Born in Germany in 1891, Dora Richter became a trans pioneer in the pre-Nazi era – but her exact fate remains unknown.
Little is known about her childhood except that her dysphoria seems to have been intense and began early; she was so insistent on her femininity that her parents allowed her to live as a girl and, according to surviving medical records, she attempted to remove her penis with a tourniquet at least once when she was six.
When she grew older, Dora – also called Döchen (little Dora) – moved to Berlin. Using her birth name, Rudolph, she worked as a male-presenting waiter or cook, in upmarket hotels during the summer season. For the rest of the year, she’d live as a female.
This double life was not without peril, however, even in the permissive Weimar Republic era; Dora was repeatedly arrested for wearing dresses in public and made to serve her time in male prisons.
Finally, after one such arrest around 1920, a more understanding judge released Richter into the care of Dr Magnus Hirschfeld, who promised her employment at his Institut fur Sexualwissenchaft, or Insitute for Sexual Science — the first modern research institute for queer and transgender health, nestled in Berlin’s idyllic Tiergarten park.
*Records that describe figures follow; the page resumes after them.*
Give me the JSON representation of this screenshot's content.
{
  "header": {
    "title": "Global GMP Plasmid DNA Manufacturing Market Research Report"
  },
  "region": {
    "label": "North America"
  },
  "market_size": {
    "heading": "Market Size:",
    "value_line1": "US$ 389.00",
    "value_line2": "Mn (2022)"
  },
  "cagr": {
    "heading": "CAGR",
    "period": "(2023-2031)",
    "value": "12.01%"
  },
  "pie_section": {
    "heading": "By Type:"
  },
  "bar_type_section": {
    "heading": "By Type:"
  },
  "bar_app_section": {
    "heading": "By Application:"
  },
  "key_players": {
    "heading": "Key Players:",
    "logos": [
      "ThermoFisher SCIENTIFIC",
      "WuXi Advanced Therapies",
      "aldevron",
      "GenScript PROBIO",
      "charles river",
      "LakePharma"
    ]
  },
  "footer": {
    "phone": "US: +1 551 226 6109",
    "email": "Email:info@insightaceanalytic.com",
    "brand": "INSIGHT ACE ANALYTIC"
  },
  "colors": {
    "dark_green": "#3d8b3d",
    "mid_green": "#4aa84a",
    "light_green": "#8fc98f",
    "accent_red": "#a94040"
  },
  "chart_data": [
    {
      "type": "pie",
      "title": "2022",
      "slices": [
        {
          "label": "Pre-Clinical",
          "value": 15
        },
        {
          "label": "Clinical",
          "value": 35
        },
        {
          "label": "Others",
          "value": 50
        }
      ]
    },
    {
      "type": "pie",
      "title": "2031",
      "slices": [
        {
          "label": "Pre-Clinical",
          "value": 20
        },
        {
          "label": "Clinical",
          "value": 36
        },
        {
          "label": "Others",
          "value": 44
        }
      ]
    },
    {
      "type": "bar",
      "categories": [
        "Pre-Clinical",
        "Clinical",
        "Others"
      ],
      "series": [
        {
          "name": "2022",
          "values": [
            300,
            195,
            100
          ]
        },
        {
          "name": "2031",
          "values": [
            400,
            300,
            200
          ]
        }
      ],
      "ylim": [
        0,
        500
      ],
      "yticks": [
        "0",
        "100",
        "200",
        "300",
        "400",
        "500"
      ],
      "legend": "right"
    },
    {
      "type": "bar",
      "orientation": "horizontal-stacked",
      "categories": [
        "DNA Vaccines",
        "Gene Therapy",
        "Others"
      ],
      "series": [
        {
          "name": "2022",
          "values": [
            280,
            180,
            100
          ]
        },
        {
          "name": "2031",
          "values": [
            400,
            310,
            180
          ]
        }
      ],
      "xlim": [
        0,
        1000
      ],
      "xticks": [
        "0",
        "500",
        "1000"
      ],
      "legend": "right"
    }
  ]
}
Dora lived and worked there as a woman, being paid as a housekeeper, for more than 10 years.
Finally, in 1922, Dora had the first of her surgeries. Under the auspices of Dr Erwin Gohrbandt at the Charité Universitatsmedizin, she underwent a surgery called an orchiectomy in which the testicles are removed. The surgeon also began studying the effect reduced testosterone had on Dora’s anatomy.
However, Dora had to wait nine more years before having her penis removed and being offered a vaginoplasty, becoming, as far as any surviving records show, the first person to have what was then referred to as a ‘sex-change’ operation. The procedure, which is Dora’s case was carried out by two doctors, including Levy-Lenz, involves the construction of a vagina.
It was this experimental but highly successful operation – with the following publicity – that attracted Lili Elbe to the institute. (check out The Danish Girl movie)
After receiving surgery that helped relieve the intense dysphoria she’d faced since childhood, Dora Richter was cut down just as her life was beginning to blossom.
In May 1933, some four months after Hitler came to power, a mob made up of right-wing students and possibly SS stormed the institute. They seized all Magnus Hirschfeld’s records and ransacked the building. Hirschfeld had already fled the Nazi terror and was living in France.
But Dora was still there – and was never heard from again.
Her character appears in a 1999 German film about Magnus Hirschfeld whose title translates as The Einstein of Sex.